No difference was seen in quality of care provided by board-certified internists subject to Maintenance of Certification and those who are grandfathered into the older, periodic certification system, although a small reduction was seen in the cost of health care by MOC physicians.

Bradley Gray, Ph.D., of the American Board of Internal Medicine in Philadelphia and his colleagues compared ambulatory care–sensitive hospitalizations (ACSHs) in Medicare patients treated by two groups of general internists – 956 who certified in 1991 (subject to MOC) who treated 84,215 patients and 974 general internists who certified in 1989 (grandfathered out of MOC) who treated 69,830 similar patients. Their research was published Dec. 10 in JAMA (2014;312:2348-57 [doi:10.1001/jama.2014.12716]).

Comparisons were made between treatments occurring between 1999 and 2000 before the 2001 MOC requirement and in 2002-2005.

The annual rate of ACSHs per 1,000 beneficiaries grew from pre- to postcertification periods for both groups of physicians – from 37.9 to 61.8 for MOC-required physicians and from 37.0 to 61.4 for grandfathered physicians. MOC was not statistically associated with a difference in the growth of the annual ACSH rate between the cohorts.

However, there was a difference in cost. For MOC-required physicians, annual per-beneficiary health care costs increased from $5,157 in during the precertification period to $7,633 in the postcertification period. For grandfathered physicians, costs increased from $5,133 to $7,793.

Dr. Gray suggested the 2.5% decrease in growth of costs could be from better utilization of laboratory tests, imaging, and specialty tests by MOC physicians.

“During the study period, MOC consisted of passing a secure examination and completing medical knowledge modules,” Dr. Gray said. “These components consisted of vignette-based multiple-choice questions that provided general internists with feedback on their performance and were generally designed to help them use resources appropriately, particularly imaging and other diagnostic tests.”

Test prep and completing medical knowledge modules “may have led to more efficient care by reducing the need for referrals and consultations or reducing the ordering of low-value tests,” he said.

While individual physicians may not see a noticeable change in costs, “these small individual savings may be large at the population level because there are nearly 50 million Medicare beneficiaries with over a half a trillion dollars in annual Medicare health care expenditures, exclusive of costs borne by beneficiaries. … Even if the true association with MOC is a small fraction of what we report, our estimates suggest savings likely far exceed the direct cost of administering the MOC program … as well as indirect costs borne by physicians,” he added.

In a separate study, Dr.
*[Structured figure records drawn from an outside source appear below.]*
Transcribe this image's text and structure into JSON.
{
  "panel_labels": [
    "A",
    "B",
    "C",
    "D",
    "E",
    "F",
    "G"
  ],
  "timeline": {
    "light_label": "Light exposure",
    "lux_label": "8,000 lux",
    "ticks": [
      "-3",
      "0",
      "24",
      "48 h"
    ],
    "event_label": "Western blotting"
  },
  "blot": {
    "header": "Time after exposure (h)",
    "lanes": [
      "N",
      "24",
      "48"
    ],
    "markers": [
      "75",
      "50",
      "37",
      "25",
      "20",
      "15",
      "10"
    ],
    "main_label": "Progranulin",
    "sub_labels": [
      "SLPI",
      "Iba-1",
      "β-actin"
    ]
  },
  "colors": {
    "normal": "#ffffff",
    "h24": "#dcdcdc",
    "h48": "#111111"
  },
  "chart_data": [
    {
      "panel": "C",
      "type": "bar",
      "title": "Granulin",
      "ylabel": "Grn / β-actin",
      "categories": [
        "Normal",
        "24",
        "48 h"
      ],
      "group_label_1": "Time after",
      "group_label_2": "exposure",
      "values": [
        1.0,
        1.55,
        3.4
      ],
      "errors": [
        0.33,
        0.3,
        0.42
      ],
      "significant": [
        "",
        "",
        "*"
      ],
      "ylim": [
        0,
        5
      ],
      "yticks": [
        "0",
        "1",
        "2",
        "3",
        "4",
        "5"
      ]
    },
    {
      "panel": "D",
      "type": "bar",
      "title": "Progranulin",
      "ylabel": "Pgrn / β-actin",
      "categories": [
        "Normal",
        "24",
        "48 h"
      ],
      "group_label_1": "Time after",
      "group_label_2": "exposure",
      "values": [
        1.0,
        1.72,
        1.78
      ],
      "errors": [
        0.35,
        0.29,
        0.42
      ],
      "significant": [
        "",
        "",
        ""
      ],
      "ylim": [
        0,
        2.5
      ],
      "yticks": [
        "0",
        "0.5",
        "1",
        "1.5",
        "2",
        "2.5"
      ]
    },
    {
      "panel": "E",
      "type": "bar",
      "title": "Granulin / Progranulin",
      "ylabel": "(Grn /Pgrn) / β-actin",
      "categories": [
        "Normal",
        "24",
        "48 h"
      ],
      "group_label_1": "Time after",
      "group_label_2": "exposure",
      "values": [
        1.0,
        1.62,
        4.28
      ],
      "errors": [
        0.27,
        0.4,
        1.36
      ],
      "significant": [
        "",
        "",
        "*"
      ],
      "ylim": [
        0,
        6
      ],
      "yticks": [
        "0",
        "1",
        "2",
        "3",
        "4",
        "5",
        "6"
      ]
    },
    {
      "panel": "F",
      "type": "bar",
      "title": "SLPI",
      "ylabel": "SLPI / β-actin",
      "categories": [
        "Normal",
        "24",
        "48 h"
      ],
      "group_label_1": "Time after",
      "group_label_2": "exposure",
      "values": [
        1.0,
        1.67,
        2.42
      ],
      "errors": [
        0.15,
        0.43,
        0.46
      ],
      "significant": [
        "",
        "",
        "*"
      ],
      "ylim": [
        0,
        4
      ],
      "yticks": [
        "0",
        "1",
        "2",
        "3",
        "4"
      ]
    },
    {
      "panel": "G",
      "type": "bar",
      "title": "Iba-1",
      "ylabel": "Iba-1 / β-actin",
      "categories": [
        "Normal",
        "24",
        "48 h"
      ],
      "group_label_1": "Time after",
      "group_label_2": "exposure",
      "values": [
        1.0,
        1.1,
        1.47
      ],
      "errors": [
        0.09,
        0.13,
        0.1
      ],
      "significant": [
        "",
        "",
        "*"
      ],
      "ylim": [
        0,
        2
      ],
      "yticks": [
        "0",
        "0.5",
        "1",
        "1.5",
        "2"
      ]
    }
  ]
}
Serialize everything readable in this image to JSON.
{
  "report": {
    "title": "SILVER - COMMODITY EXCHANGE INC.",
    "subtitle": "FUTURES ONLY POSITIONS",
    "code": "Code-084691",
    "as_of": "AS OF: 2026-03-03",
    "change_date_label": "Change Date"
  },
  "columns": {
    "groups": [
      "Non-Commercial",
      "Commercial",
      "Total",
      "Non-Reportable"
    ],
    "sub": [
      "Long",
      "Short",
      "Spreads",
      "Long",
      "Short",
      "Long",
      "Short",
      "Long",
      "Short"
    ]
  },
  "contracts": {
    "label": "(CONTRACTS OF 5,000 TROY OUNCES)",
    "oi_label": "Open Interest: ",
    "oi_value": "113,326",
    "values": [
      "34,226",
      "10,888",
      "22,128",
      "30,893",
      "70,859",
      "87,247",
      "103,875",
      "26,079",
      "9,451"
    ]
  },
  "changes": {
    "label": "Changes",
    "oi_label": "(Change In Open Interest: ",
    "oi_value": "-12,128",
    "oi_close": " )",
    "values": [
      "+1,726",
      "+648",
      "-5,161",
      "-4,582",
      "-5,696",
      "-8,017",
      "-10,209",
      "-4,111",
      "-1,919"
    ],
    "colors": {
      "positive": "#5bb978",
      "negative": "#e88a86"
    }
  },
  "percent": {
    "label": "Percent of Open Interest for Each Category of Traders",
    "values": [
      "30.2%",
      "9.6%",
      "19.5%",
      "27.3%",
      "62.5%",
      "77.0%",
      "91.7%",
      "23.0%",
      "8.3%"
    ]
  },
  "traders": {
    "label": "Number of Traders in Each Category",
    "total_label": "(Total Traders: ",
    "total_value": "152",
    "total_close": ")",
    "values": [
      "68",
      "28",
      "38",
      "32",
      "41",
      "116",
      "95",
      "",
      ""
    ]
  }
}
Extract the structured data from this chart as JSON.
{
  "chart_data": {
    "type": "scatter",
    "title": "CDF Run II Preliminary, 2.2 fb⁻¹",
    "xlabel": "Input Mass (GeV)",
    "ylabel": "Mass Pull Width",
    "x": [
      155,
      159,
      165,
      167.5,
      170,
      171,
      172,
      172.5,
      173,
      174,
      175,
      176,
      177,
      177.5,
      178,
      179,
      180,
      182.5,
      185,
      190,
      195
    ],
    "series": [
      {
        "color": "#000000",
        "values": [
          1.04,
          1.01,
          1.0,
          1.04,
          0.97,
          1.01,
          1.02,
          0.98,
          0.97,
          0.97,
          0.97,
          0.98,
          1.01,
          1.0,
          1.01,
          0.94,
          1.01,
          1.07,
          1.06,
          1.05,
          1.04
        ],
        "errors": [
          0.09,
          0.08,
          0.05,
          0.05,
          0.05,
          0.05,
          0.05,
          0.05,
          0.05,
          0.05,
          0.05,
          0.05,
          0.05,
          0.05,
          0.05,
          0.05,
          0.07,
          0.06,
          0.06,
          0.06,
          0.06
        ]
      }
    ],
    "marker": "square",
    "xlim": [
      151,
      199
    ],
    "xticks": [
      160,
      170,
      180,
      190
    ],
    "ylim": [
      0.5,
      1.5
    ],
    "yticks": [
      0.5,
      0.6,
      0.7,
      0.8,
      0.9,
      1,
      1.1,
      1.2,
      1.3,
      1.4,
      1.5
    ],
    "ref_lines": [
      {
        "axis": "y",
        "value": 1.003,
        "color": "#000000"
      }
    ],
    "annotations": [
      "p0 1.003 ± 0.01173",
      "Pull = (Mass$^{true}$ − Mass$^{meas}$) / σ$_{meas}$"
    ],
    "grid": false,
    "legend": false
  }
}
John Hayes of the Clement J. Zablocki Veterans Affairs Medical Center in Milwaukee and his colleagues found no significant difference between MOC-required internists and grandfathered internists in 10 primary care measures in a population of 68,213 patients at four VA medical centers from 2012 to 2013 (JAMA 2014;312:2358-63 [ doi:10.1001/jama.2014.13992]).

“Our adjusted results showed no significant difference between holders of time-limited and time-unlimited certificates in the VA setting,” Dr. Hayes wrote. “To whatever extent a goal of MOC is to improve the quality of patient care, these findings raise questions of whether that goal is being achieved, at least among internists at these VA hospitals.”

Dr. Gray and several of his colleagues are employed by ABIM. One coauthor receives royalties related to assessment of clinical competence. Dr. Hayes and his colleagues disclosed no relevant conflicts of interest.